Rock Band series
- +Rock Band 1, all track packs and LEGO Rock Band export to play them in Rock Band 2. That means one disc is needed to play all your favorite tunes - no swapping out to play a song from a different game
- +Rock Band Unplugged, which is basically a modern version of Harmonix's Frequency and Amplitude games (which were awesome!)
- +The Beatles: Rock Band, which shows how a game based on one band should be
- +Superior song selection. True, I miss probably 20-30 songs that are only in the Guitar Hero games, but I have so many awesome Rock Band songs I can't complain
- +Superior scoring system. Although there's a meter for the whole band, one player can fail out and the song doesn't stop, but rather you get to try and save that person with your overdrive (called star power in Guitar Hero)
- +Superior gameplay. Harmonix is the name you think of when you think of when you think music games. They created the Guitar Hero series, they were the modern pioneer for karaoke games, and they had Frequency and Amplitude. Plus most of these guys & gals have bands anyways, so they put a lot of love into what they do.
- +Music "charts" are accurate. I play the guitar and have for years. If there's a note I'm supposed to play, it's there in the guitar chart. They don't add "ghost notes" either.
- +The Rock Band Network, which allows for anyone who owns the rights to a song to make their own note charts, then get it reviewed by peers and Harmonix themselves, who then will put it up for download, giving you a cut of the $$ made from every sale.
- -Sad lack of celebrities avatars to play as
Guitar Hero series
- +They have a lot more "exclusive" characters. Aerosmith, Metallica, Van Halen, Santana, Jimi Hendrix, etc. If they allow for exporting of old characters like Aerosmith or Jimi Hendrix to Guitar Hero 5, or add them as downloadable content that'd be awesome.
- +GH3, GH: Aerosmith and GH: World Tour are available on PC (though there's no downloadable content)
- +Guitar Hero: On Tour. To make the Guitar Hero series work on the DS is just impressive, and they way they did it was brilliant. Of course this time around it wasn't Neversoft that developed it, it was Vicarious Visions.
- +The "open bass note" feature (starting in GH: World Tour).

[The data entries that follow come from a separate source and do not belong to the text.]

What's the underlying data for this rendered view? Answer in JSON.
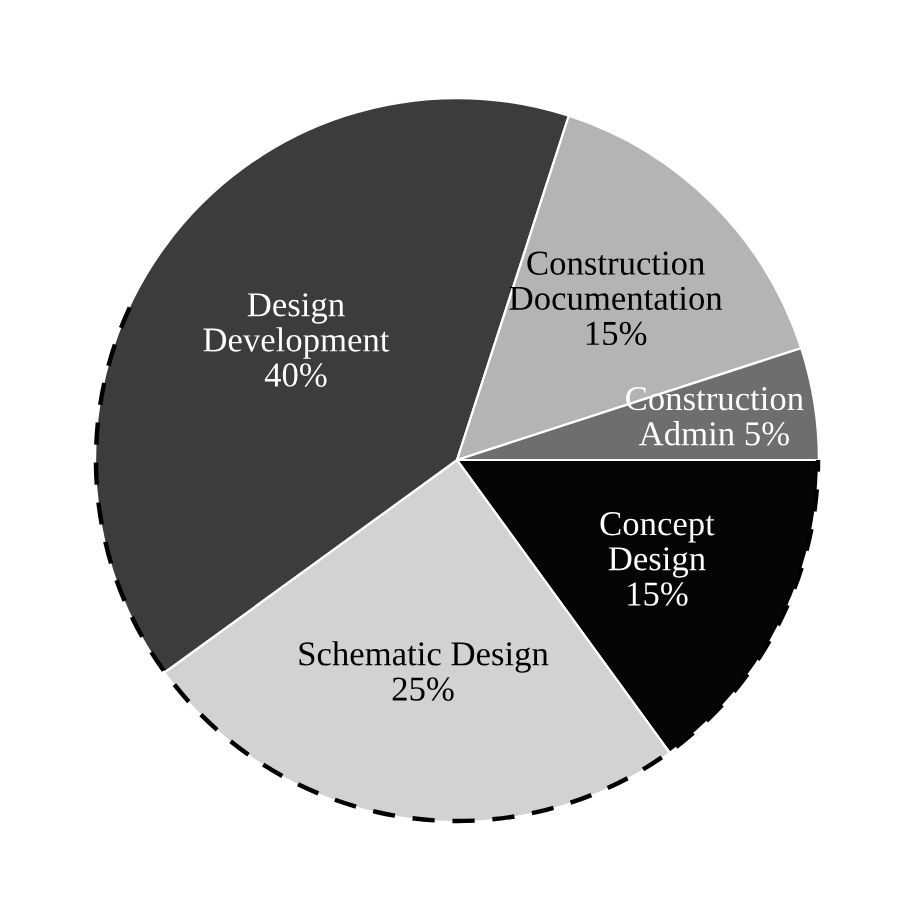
{
  "chart_data": {
    "type": "pie",
    "categories": [
      "Concept\nDesign",
      "Schematic Design",
      "Design\nDevelopment",
      "Construction\nDocumentation",
      "Construction\nAdmin"
    ],
    "values": [
      15,
      25,
      40,
      15,
      5
    ],
    "colors": [
      "#050505",
      "#d2d2d2",
      "#3c3c3c",
      "#b4b4b4",
      "#6e6e6e"
    ],
    "value_labels": [
      "15%",
      "25%",
      "40%",
      "15%",
      "5%"
    ],
    "legend": false
  }
}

This is the one innovation that the main GH series has had that meant anything. Bass is now less boring. Even still, I like the 6x "Bass Groove" you can get in the Rock Band games better.
- -+Guitar Hero 5 is the first game to allow exporting of songs from previous games, but no Metallica exporting is allowed. (To be fair, you can't do that with Beatles: Rock Band either).
- -+A drum kit with a "true" hi-hat and cymbal. Nice, but they aren't as sturdy as the RB1/RB2 drum sets, nor are they accurate.
- -New game every ~5-6 months (which is a ripoff if you asked me)
- -Scoring system in band-based games. It's an overall score, so if three of you are doing good but one guy sucks, you all fail.
- -Developed by Neversoft. Think about it. These guys when paired with Activision are the kings of shovelware, pushing out a new Tony Hawk game every year but 2008, and lately every year they get worse (Tony Hawk 4 was the peak of the series). They know how to make things "pretty", but not fun, which makes being "pretty" pointless.
- -Poor song creator tool. Sure, some semi-decent, sounds-like-a-Mega-Man-tune tracks have come from it, but it sucks to build something with your plastic instruments.
- -Gimmicky - the slider bar introduced in GH: World Tour is stupid, and most of the time they malfunction. They also try to just add features that don't add to gameplay, which irritates me.
- --Weak song selection
- --Poor song charting. I can say how many times they made [x] or [y] song more difficult by adding notes that aren't actually in the song, or making a two note power chord somehow be green, yellow and orange notes. That's retarded.
- --Bobby Kotick as CEO of Activision. The guy is a not-so-nice work when it comes to gamers, and milks every franchise they have. Don't get me wrong, sequels are good. Sequels are welcome --- but only if they improve on the previous title.